Zach Davies was picking up where he left off.

The Cubs starting pitcher retired the first six Marlins hitters he faced Friday night at Wrigley Field. It looked like the beginning of another promising outing for the right-hander, who was coming off back-to-back scoreless starts.

Five batters later, Davies’ scoreless streak was over. Two after that, the Cubs were down 5-1, a deficit they didn’t overcome in an eventual 10-2 loss to Miami.

“It looked like he either didn't have his best stuff or just got a little careful there,” manager David Ross said. 

Davies was riding a 14 2/3-inning scoreless streak when a 107.6 mph comebacker from Jorge Alfaro deflected off the side of his upper leg in the third. He stayed in the game, and while he didn't use the comebacker as an excuse for what ensued, the moment represented a turning point.

“For me as a pitcher, as a competitor, I want to stay in the game,” Davies said. “I felt like I could make pitches.”

Jon Berti followed Alfaro with a single. Then came the top of the order, with leadoff hitter Jazz Chisholm Jr. walking on five pitches.

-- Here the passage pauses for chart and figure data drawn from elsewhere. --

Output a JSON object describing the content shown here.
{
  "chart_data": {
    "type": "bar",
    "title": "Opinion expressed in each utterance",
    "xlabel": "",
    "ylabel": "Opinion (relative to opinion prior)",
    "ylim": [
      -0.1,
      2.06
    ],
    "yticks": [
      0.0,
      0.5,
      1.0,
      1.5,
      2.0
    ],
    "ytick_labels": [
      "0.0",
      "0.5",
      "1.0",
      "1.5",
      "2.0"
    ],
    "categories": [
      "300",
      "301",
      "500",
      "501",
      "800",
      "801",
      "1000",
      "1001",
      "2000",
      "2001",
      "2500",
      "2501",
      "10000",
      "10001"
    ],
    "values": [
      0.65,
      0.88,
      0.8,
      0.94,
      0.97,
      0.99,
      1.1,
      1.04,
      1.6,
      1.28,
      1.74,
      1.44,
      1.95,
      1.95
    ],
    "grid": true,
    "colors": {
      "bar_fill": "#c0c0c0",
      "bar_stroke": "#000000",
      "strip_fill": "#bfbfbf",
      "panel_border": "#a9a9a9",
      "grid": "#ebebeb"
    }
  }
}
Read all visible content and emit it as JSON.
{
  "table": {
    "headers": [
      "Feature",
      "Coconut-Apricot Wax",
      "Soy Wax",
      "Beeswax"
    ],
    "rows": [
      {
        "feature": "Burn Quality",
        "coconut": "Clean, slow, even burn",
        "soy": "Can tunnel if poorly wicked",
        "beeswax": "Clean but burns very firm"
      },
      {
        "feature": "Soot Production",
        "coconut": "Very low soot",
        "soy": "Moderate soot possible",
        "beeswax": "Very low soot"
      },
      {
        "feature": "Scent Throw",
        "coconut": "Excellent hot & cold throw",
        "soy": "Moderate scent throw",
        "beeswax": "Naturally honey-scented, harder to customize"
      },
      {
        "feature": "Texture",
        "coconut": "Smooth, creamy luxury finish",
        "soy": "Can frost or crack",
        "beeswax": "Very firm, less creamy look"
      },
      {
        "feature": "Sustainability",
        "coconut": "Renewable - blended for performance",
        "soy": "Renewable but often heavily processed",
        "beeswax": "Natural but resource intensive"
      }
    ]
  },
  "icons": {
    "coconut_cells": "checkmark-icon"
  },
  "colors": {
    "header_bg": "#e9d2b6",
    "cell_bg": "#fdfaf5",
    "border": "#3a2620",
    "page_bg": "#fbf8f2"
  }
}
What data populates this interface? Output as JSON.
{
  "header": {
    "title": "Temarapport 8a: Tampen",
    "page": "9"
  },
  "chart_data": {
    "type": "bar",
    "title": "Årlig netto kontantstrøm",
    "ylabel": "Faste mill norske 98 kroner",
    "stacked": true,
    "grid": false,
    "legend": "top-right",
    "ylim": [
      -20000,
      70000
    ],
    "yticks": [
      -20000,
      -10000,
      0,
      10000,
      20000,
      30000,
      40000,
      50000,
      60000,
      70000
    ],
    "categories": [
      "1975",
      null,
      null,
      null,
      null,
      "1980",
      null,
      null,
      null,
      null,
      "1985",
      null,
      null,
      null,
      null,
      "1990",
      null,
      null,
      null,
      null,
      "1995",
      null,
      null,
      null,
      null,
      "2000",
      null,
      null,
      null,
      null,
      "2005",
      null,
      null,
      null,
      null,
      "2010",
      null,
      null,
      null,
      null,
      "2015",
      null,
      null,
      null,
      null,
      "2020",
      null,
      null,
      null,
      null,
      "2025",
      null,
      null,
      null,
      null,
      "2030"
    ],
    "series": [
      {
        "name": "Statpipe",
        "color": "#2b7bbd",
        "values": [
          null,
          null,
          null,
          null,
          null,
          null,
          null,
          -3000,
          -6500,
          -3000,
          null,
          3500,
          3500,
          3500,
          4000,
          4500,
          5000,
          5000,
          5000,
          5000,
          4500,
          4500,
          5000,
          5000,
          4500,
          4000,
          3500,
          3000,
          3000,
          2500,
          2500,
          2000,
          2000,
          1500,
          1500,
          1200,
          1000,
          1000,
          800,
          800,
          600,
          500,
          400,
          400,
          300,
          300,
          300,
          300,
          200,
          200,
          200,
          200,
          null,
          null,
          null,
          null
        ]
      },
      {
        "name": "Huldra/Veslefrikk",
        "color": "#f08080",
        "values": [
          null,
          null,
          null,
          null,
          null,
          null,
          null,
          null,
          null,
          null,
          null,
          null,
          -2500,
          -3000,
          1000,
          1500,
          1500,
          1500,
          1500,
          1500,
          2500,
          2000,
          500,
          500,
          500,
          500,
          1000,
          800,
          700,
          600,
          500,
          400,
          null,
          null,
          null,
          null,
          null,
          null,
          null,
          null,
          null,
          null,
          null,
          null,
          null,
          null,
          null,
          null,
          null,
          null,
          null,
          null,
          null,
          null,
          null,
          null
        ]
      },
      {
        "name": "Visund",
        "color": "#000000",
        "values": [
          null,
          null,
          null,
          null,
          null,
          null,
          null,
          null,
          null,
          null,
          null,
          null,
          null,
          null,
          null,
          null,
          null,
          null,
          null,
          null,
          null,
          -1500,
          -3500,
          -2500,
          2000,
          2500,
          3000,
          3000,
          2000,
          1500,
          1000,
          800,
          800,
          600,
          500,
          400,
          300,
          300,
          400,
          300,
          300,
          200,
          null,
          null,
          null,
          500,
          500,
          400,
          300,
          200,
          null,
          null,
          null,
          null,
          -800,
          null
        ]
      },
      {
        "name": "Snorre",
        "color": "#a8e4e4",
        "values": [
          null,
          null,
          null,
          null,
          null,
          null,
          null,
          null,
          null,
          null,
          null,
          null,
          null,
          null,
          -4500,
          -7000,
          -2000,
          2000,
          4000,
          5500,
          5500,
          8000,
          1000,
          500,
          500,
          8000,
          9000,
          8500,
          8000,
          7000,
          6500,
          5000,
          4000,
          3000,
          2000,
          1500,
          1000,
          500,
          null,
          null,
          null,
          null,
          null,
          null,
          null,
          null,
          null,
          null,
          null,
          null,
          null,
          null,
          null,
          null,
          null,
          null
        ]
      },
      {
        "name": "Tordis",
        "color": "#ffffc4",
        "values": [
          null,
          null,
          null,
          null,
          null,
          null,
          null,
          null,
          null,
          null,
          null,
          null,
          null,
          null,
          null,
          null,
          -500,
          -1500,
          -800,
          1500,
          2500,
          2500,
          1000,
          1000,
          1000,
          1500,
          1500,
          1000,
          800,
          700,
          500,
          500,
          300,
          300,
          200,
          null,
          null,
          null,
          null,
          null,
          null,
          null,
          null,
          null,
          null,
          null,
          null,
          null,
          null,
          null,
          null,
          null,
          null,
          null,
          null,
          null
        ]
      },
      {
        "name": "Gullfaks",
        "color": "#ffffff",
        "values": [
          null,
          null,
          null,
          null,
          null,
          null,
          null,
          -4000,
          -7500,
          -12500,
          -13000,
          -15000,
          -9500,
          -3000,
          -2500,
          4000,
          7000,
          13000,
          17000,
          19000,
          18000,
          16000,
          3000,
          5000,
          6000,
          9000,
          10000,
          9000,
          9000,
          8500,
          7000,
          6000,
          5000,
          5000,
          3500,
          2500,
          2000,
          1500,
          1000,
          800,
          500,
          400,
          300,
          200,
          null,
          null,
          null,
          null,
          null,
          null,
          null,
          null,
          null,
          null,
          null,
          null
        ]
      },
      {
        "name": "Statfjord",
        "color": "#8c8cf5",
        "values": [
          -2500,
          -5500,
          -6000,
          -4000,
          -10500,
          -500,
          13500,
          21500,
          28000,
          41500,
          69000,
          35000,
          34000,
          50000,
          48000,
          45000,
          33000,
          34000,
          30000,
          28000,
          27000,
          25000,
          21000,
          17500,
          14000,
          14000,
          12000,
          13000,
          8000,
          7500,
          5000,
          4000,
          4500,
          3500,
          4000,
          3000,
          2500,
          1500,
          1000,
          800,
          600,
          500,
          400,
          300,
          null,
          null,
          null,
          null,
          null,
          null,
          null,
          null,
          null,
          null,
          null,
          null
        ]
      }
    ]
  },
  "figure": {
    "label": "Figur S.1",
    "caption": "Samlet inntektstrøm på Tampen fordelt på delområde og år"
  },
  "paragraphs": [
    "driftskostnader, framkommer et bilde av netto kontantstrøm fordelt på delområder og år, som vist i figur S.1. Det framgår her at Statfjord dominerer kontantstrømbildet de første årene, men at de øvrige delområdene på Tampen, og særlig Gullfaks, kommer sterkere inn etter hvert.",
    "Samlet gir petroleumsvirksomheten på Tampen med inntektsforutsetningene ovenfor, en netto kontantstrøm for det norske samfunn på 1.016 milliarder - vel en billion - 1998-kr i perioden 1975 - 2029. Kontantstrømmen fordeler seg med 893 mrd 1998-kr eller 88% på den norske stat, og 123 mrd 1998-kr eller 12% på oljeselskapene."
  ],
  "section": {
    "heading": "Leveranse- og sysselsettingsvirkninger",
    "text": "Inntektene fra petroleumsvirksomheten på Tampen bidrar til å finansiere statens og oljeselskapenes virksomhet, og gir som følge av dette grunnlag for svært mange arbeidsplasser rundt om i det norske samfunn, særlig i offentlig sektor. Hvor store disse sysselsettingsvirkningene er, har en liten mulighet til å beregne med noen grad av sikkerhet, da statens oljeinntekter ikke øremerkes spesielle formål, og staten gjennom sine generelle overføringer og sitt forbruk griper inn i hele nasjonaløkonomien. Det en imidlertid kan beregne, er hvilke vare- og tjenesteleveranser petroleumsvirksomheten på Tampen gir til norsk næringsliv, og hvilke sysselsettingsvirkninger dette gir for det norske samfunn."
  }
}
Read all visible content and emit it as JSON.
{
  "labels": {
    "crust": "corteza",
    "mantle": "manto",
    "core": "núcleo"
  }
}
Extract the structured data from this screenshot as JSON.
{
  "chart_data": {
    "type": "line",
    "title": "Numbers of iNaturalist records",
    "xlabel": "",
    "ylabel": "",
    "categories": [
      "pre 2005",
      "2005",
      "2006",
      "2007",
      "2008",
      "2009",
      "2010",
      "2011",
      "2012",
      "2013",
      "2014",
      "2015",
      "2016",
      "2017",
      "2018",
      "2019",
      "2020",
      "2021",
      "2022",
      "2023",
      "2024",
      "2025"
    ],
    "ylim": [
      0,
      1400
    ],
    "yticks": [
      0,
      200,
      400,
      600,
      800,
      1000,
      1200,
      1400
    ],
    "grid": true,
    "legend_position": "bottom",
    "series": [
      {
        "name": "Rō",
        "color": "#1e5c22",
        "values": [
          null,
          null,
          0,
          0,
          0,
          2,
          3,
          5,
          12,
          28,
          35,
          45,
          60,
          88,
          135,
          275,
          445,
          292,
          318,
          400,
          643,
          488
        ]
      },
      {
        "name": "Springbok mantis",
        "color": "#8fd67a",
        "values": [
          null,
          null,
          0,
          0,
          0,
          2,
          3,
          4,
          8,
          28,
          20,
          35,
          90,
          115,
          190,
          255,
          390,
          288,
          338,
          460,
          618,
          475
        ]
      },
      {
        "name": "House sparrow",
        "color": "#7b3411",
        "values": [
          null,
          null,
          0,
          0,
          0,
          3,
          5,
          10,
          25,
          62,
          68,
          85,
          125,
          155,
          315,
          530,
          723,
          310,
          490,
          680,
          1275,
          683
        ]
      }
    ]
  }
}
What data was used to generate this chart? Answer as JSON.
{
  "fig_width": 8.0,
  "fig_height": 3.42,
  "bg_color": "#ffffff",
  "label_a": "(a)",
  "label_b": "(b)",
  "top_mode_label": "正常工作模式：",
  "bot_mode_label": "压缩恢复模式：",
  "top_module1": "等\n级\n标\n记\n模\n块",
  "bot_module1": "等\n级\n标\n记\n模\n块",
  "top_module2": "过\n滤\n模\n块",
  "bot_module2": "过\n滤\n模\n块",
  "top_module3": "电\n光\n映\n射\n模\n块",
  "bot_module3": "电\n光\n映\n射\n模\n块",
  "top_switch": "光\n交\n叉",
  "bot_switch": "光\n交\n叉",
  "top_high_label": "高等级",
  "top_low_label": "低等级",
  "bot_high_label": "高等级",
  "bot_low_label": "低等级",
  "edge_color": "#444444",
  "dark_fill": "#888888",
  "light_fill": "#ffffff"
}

Davies had Starlin Marte in a 3-2 count, missing down and away on a changeup to force in a run.

Two batters later, Adam Duvall broke things open with a grand slam. 

“Sometimes, I think you can get into that mindset of not trying to give up one and it kind of burns you on the back end of that,” Ross said. “That looks like what it had a little bit tonight.”


Davies offered another idea.

“You kind of see what their approach is, but it's hard as a pitcher to believe that it's a full lineup-type approach,” he said. “It seemed as if they were sitting offspeed pretty much the whole time.”

Davies allowed just a single the next two innings but ran into trouble in the sixth. After two more Miami singles, Berti sent his 0-0 sinker to the bleachers for a two-out three-run homer, putting the game out of reach.

The right-hander entered the day having allowed just 10 earned runs in his last nine starts (1.86 ERA). In his six innings Friday, he surrendered eight runs (a career high), all earned.

"Up until that sixth inning, I felt like I adjusted after the third," Davies said. "I felt like I tried to keep the team in the game.

"I made a mistake and the game got out of hand. So, move on tomorrow, clean up the leg, start throwing again and just move on to the next start."